Владислав не спеша одевается — душно обоим. Оранжевый вечер глядится в окно, завтра будет непогода. Но сегодня солнце смотрит сквозь поредевшие облака.
— Зоя. Жизнь. Ты пока в паломничество не пускайся. Я вернусь. Беспременно.
На следующий день Зоя послушно ждёт. Бродит по саду, обламывает сухие ветки с плодовых и бесплодных деревьев, смотрит в печной огонь, пытаясь расшифровать его арабески. Есть неохота, хотя в мешке найдутся припасы на первое время. А вот кофе легко идёт: славно, что хотя бы эта отрава имеется.
Волек пришел нежданно-негаданно, хоть и глаза проглядела.
— Вот, подарок тебе. Рядом с ключом и крестом повесь.
Овальный слиточек из перевитых прядок разного цвета: желтых, красных, рыжих. Будто расплавились, но не перемешались. И ушко на нем.
— Амулет. Сегодня слепил.
Это вульгарное словцо режет слух — но в нём имеется какой-то иной смысл, пугающе буквальный.
Но Зоя не успевает додумать эту мысль — минуту спустя любовное безумие накрывает обоих снова. И сливает день с ночью.
Утром снова уходит: жди. Разжигай своё пламя втуне.
Зоя смотрится в зеркало, упрятанное в недра славянского шкафа: наверное, когда-то узкое пространство между отделений служило сервантом. Она сильно похудела в эти считанные дни — но и похорошела. Зеленоватые глаза обведены черным и блестят, губы напухли, прямые волосы чуть завились на концах.
Когда она выбирается за ограду — та, впрочем, капитулировала наподобие самой Зои и теперь лежит на вялой траве — за поворотом ждёт прекрасная неожиданность. К бывшему продуктовому магазинчику подъехала крестьянская лошадка с возком, на котором, белым по синему, неумело выписано слово «Хлеб». И что самое замечательное — так и есть взаправду. Некий сельский житель решил подкормить остатки дачного населения самодельным продуктом. Хилая очередь из трех-четырех человек стоит терпеливо. Добавочное удовольствие — вдыхать упоительный дух свежей выпечки, торговаться напоказ, выбирать из нехитрого изобилия: взять калач, халу или франзольку? А, может быть, калорийную булку, сдобренную хрустящим, с косточкой, изюмом?

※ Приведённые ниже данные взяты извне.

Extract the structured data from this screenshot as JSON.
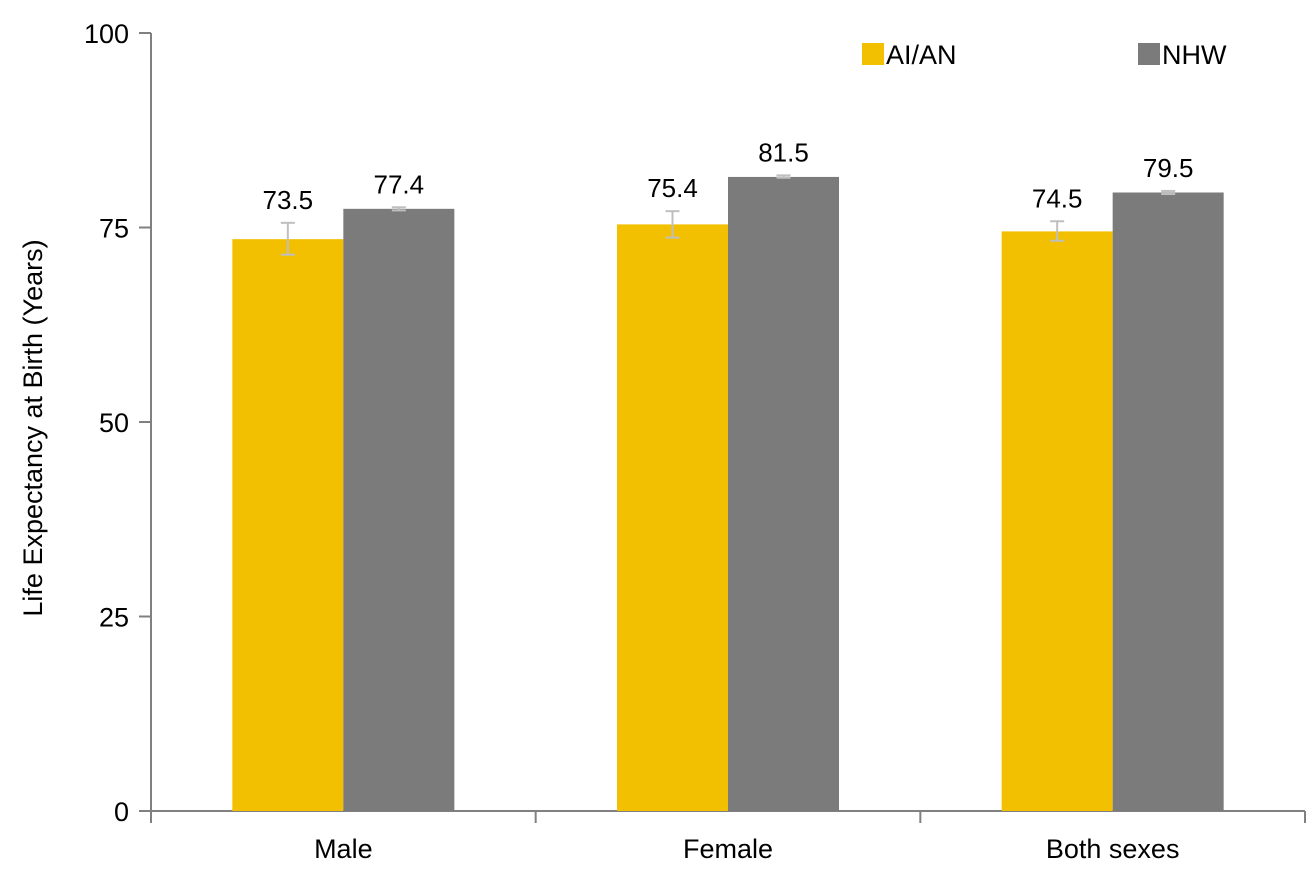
{
  "chart_data": {
    "type": "bar",
    "title": "",
    "xlabel": "",
    "ylabel": "Life Expectancy at Birth (Years)",
    "ylim": [
      0,
      100
    ],
    "yticks": [
      0,
      25,
      50,
      75,
      100
    ],
    "grid": false,
    "legend_position": "top-right",
    "categories": [
      "Male",
      "Female",
      "Both sexes"
    ],
    "series": [
      {
        "name": "AI/AN",
        "color": "#F2C000",
        "values": [
          73.5,
          75.4,
          74.5
        ],
        "error_low": [
          71.5,
          73.7,
          73.3
        ],
        "error_high": [
          75.6,
          77.1,
          75.8
        ],
        "labels": [
          "73.5",
          "75.4",
          "74.5"
        ]
      },
      {
        "name": "NHW",
        "color": "#7B7B7B",
        "values": [
          77.4,
          81.5,
          79.5
        ],
        "error_low": [
          77.2,
          81.4,
          79.3
        ],
        "error_high": [
          77.6,
          81.7,
          79.7
        ],
        "labels": [
          "77.4",
          "81.5",
          "79.5"
        ]
      }
    ],
    "axis_color": "#808080",
    "error_bar_color": "#BFBFBF"
  }
}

Зоя оставляет здесь свои серёжки — кольцо стоило бы поберечь до следующего раза — и с гордостью несет в руках добычу: слоёное, обсыпанное сахаром сердце величиной в обе ее ладони.
Сердца хватает на два дня. Волек только для виду отщипнул кусочек, да и ей не больно охота.
На следующее утро возок снова приезжает, но очередь как-то странно косится на Зою — вернее, на дарёное Владиславом яйцо.
Той последней ночью, после любви, ей снится сон.
Будто лежит она посреди зеленой лужайки, и высокая трава, смеясь, гладит и щекочет обнаженное тело. Колышется…
И тут Зоя понимает, что это огромный змей, она лежит в его извивах, точно в колыбели. Голова змея увенчана короной, чешуйчатый хвост охлестывает бедра женщины, длинный тонкий язык разнимает стиснутые колени, проникает в лоно, как струйка огня. Дрожит, трепещет — и встречает встречную волну содроганий.
От ужаса или счастья она кричит?
Наполовину проснувшись, женщина видит, что змей никуда не ушёл. Только он алый, золотой, черный… Смрадный.
— Просыпайся, дурёха. Угоришь ведь. Испечёшься заживо, — голос Владислава доносится непонятно откуда. — Слишком я увлёкся.
— Печь, — еле доходит до Зои, когда ее уже уносит — неужто через рухнувшую крышу? — Сажа в трубе загорелась.
— Или поселковые доброхоты ведьминское гнездо подожгли. Тоже вариант.
Наверное, она всё-таки погибла, потому что летит внутри жаркого алого смерча, а внизу — блики и мерцание, которые ширятся… ширятся кругами.
— Дыши против лёта, а то горло воздухом забьёт, хуже того задохнёшься, — говорят ей.
Она видит огромную плоскую голову, рога, чешуи, в которых, как в раскалённых угольях, переливается рыжевато-синее пламя, и, наконец, понимает.
— Ты дракон. Огненный Змей. Который летает к молодым вдовам, чтобы ввести в соблазн и убить.
Владислав — а это он, он! Оборотень клятый! — смеется:
— Умница, даром что современное воспитание с образованием имеешь. С пол-оборота угадала.
— Куда ты меня уносишь?
— Куда захочу. Подальше от вселенского пожара. Погляди вниз, любимая моя. Видишь? Смотри ещё.
А там и нет ничего: только чернота и яркие искры, что хищно перемигиваются, перелетают из одной тьмы в другую. Оттуда, где они есть, — туда, где их еще не было.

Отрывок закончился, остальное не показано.